The recent release of PyML, a Python toolbox for interpretable machine learning, has sparked significant discussion within the developer community, particularly regarding its source code availability and licensing practices.
Source Code Transparency Concerns
Despite being advertised as an Apache-licensed project on both GitHub and PyPI, community members have discovered that PyML's source code is not publicly accessible. When installing the package, users only receive precompiled Cython libraries and minimal Python code necessary for imports. This lack of transparency has raised serious concerns among developers about the project's true nature and intentions.
Security Implications
Security experts in the community have flagged this as a potential risk. As noted by several developers, the practice of including an open-source license while withholding source code could be seen as an attempt to gain trust while potentially concealing problematic code within compiled .so files distributed through wheels. This approach contradicts standard open-source practices and raises questions about the toolbox's security implications.
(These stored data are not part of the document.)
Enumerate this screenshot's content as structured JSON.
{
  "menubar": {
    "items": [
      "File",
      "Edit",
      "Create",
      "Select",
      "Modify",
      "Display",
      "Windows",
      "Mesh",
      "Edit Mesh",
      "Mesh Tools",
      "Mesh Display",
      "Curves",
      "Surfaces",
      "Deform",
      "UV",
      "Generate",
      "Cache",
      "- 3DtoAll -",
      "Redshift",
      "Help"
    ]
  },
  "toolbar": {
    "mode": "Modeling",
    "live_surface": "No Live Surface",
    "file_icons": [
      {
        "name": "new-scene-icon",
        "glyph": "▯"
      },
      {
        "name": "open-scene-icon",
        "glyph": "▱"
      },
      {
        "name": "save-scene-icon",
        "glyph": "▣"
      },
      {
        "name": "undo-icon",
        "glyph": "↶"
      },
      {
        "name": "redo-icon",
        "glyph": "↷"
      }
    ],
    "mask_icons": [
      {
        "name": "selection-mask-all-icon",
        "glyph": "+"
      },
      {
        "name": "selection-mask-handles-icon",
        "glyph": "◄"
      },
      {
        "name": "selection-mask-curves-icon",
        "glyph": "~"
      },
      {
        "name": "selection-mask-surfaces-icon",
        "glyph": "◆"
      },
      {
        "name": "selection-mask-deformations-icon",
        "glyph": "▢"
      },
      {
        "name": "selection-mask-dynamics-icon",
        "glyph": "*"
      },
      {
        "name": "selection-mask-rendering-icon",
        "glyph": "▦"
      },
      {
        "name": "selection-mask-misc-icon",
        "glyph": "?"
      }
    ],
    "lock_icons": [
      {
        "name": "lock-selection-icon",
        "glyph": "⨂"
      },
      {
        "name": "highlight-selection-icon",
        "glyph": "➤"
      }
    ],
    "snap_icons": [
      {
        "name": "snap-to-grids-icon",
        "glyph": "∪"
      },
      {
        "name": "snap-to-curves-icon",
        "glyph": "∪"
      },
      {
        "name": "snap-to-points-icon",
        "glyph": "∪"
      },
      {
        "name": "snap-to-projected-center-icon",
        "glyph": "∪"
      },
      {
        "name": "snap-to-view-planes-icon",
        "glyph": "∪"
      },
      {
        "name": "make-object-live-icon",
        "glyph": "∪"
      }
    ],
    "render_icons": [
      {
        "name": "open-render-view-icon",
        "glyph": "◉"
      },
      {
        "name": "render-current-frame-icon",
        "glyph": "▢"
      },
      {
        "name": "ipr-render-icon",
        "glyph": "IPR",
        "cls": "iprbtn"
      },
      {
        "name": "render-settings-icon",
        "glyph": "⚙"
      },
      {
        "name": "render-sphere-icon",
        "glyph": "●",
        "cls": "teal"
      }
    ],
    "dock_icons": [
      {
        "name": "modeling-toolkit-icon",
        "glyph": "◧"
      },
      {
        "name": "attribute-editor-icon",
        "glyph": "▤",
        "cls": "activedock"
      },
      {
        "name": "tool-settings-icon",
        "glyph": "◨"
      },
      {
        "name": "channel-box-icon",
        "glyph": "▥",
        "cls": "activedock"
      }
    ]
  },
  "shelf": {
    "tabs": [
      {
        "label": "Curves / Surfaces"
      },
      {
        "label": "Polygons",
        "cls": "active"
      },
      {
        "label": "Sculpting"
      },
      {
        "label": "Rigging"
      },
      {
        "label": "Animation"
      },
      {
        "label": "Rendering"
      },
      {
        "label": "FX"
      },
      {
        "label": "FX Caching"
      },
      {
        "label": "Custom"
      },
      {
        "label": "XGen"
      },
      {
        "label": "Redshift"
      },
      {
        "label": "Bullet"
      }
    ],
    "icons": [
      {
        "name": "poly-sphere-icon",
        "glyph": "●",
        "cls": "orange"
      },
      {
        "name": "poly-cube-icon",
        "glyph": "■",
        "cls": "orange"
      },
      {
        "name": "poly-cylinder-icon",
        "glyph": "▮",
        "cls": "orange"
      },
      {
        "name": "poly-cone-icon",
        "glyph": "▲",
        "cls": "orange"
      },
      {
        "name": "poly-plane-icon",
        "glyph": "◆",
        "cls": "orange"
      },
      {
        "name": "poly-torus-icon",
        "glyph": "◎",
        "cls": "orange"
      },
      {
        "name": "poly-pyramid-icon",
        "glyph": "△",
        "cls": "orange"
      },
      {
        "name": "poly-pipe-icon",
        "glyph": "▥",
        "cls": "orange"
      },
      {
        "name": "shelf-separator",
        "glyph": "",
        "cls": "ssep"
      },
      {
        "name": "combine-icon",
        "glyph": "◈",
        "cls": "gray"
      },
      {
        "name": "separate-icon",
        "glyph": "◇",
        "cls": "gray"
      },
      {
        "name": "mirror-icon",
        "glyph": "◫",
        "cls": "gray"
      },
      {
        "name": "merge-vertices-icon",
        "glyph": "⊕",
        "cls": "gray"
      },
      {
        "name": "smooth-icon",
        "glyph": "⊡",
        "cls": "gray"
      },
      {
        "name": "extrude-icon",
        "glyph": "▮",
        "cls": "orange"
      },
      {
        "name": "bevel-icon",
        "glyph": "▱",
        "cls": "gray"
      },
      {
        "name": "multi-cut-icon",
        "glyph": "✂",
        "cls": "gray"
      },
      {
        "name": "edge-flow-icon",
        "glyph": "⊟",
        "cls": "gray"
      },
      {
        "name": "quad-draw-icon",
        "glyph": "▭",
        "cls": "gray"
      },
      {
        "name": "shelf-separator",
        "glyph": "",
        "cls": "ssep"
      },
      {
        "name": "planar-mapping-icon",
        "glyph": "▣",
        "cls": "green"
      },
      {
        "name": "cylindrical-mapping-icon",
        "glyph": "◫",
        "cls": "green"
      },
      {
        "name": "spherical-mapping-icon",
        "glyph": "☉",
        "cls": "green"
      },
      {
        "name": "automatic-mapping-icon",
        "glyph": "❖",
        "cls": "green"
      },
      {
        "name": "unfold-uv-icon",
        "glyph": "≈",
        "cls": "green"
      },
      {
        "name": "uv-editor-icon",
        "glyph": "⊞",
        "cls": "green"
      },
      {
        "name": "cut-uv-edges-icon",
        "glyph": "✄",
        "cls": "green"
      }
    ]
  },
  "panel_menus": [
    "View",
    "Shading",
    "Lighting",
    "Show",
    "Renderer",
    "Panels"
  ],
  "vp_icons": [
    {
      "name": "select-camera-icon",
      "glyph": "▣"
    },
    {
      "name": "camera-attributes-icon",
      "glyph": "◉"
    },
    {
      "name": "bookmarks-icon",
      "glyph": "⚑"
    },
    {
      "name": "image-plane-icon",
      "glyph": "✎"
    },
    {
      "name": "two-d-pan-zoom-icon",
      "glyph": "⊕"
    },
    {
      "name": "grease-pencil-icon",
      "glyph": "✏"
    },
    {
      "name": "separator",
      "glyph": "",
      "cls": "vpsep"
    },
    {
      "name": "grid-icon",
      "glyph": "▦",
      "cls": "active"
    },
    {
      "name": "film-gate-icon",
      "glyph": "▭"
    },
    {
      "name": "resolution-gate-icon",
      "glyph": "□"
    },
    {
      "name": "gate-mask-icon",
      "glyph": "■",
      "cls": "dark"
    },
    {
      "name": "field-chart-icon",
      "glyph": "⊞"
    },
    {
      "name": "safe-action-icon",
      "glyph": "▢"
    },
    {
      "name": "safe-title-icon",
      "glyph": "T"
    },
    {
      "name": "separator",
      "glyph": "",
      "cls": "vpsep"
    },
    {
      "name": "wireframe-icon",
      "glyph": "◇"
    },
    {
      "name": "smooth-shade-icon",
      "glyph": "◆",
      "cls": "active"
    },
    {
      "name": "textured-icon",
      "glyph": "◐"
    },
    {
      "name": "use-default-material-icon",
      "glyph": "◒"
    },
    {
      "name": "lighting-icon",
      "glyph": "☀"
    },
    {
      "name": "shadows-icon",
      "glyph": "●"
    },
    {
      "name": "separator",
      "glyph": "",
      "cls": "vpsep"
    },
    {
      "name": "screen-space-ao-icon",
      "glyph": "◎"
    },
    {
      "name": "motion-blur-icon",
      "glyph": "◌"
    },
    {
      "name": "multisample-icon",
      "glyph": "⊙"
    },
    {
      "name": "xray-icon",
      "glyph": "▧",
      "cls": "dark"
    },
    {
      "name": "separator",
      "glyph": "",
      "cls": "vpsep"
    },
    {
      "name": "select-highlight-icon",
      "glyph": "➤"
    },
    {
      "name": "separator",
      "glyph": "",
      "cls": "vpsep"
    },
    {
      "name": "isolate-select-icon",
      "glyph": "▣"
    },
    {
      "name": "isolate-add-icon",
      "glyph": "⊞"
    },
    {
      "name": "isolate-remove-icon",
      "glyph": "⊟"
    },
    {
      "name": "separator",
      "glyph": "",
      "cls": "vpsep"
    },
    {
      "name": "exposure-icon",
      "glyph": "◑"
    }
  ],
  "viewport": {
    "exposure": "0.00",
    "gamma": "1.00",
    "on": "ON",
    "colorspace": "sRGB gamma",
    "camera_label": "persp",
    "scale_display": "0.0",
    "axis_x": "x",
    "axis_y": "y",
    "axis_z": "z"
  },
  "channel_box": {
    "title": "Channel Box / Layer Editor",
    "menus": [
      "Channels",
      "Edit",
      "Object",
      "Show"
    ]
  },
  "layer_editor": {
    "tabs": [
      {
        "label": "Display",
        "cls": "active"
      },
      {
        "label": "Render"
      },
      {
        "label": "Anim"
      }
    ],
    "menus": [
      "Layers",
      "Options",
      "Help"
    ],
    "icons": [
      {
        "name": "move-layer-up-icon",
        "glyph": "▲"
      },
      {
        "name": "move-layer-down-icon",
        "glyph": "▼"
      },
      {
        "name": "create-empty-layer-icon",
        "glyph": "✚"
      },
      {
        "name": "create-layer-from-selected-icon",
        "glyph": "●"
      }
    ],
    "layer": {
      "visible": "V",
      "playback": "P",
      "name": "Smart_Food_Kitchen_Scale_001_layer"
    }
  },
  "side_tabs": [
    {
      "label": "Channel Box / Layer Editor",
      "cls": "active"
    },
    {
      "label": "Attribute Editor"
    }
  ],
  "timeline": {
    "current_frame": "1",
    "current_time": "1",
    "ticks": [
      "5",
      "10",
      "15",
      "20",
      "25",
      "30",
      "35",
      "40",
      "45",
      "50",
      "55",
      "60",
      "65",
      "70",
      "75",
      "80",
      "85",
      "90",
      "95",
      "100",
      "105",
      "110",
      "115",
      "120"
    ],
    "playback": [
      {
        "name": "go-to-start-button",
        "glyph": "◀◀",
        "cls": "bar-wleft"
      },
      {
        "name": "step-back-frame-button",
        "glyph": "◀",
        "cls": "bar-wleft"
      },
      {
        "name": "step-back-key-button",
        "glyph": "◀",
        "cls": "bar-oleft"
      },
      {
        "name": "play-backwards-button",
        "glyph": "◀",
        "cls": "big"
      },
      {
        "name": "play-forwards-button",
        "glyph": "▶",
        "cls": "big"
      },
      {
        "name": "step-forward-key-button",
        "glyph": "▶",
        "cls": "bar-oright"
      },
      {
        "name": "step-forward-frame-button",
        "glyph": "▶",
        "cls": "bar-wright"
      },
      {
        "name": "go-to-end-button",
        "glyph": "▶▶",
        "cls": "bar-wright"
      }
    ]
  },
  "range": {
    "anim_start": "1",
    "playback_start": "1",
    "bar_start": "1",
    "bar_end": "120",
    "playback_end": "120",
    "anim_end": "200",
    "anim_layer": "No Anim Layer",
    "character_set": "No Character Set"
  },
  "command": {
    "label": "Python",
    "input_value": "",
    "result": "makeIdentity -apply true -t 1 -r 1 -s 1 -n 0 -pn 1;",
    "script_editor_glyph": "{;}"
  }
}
Technical Features and Applications
The toolbox itself offers promising capabilities for interpretable machine learning, including support for various models and comparison functionalities. Community discussions have highlighted interesting applications, particularly in relation to FIGS (Fast Interpretable Greedy-Tree Sums) and its practical implementations. Some users have shared experiences with FIGS successors, noting gaps between theoretical benchmarks and real-world performance as discussed by researchers at Berkeley.
Naming Confusion
The project's name has also generated discussion, with community members pointing out potential confusion with Physics-informed Machine Learning (PiML) and amusing linguistic coincidences in German and Dutch. This highlights the importance of careful naming consideration in international software projects.
Conclusion
While PyML presents potentially valuable tools for interpretable machine learning, the community's primary concern centers on the lack of source code transparency. This situation serves as a reminder of the importance of open-source principles and the need for careful evaluation of dependencies in machine learning projects. Developers are advised to exercise caution when considering this toolbox for production use until these transparency issues are addressed.